微笑む多々の胸に目がけて、ボクは『狐月』の刃を振り下ろした。



 こうして真っ赤な朏の元に、たった一人の凶刃を止める為の、ボクの殺刃(さつじん)事件は幕を下ろした。





 事件の全てが終わり三日ほど経ち、事件簿を作成しようとパソコンを起動したが、全く腕が動かない。私は立ち上がり、「んー」と固まった身体を伸ばした。

「先生……何か今回の事件、色々と難しい事柄が多過ぎて纏まらないんですけど」

「はっはっはっ。そんなことを言われても、僕ですら全貌は把握出来ていないからねぇ」

 あれだけ憔悴していた先生だったけど、どうやら体力も戻ったらしくて、今は元気にパソコンでゲームをやっている。

「連続殺人事件は、犯人の不可解な死を以って解決。朏句人さんは本当に誰も殺してなくて、全ての殺人事件の犯人は多々さんだった……多々さんは、何で人殺しなんてしていたんでしょうか……」

「まぁ、彼女が継いだ神性と同一神格である荼枳尼天は、その根本になったヒンドゥー教だとダーキニーっていう人間を殺して回る女羅刹だからね。波長が合っちゃったって事だろう」

 興味が無さそうに先生は画面を眺め、カタカタとキーボードを叩いている。

「まぁ、ここまで来ると、どうしようもないって言うか、もはや天国兄妹の中で完結していた事件って感じだよねぇ。僕達は巻き込まれたようなものさ」

「……朏句人さんは、どうなったんでしょうか」

「さてね。安曇さんが連れて行ったんだから、そう悪いようにはされないさ。自分で自分に神を降ろせるほどの魔術師なんだから、障神局か【八咫烏】で雇ってもらえたりするんじゃない?」

 ふぅ、と息を吐き捨てて、先生は窓の外を見た。いつもだったら人々で賑わっている筈の駅の周りも、どこか閑散としている。

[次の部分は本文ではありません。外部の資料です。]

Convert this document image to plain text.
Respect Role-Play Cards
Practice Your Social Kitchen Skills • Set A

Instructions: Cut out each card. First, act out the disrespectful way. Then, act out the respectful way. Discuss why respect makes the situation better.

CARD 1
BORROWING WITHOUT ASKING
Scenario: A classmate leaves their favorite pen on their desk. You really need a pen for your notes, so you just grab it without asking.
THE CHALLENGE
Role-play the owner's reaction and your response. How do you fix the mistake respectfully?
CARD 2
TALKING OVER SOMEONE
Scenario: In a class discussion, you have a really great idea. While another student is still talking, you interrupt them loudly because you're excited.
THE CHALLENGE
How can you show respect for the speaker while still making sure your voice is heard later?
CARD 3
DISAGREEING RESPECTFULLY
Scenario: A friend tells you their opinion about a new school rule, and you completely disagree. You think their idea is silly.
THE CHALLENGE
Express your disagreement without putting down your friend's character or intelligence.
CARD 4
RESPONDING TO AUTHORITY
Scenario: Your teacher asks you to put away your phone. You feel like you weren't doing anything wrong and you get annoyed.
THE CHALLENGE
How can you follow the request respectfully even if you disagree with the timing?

「流石に酷い事件が続いた後だからか、全然人が歩いてないですね……まぁ私も来週まで学校は臨時休校ですけど」

 何て言ったって、謎の現象によって屋上が真っ二つになっているからね。

「うん。まぁしばらくすれば、賑わいも戻ってくるんじゃないかな。人間は忘れっぽいから、どんな凄惨な事件も忘れちゃうんだ」

 先生はそれだけ言って、パソコンの画面に視線を戻す。だけど私は、静寂に包まれた街並みから視線を外すことが出来ず、しばらくの間見下ろしていた。

 そう、この世には多々さんのように、理解不能な異常な人物が紛れているのだろう。数は少なくとも、彼女一人だけだなんて保証はどこにもない。

 彼女には止めてくれる人物がいた。

 自分の人生を全て投げ打ってでも止めようとしてくれた人物が、奇跡的に存在した。

 もしも朏句人さんがいなければ、多々さんはどうなっていたのか。『狐月』を携えて、人々を無差別に斬殺する、本当の女羅刹と化してしまっていたのかもしれない。

 あぁだからきっと、私は忘れないよう事件簿を纏めるのかもしれない。

 どんな悲劇も惨劇も、日常の中で埋もれてしまうこの世界で、どんな悲しみがあったのか、どんな涙があったのか、なかったことにしないように。

「……」

 私は街並みに背を向けて、椅子に座ってパソコンのモニターを見つめる。やるせない想いを抱きながら、私はキーボードを叩き始めるのであった。




『連続通り魔事件』――解決。

『殺刃事件』――解決。


Case4、完結です。

長くなってしまって本当にすみません。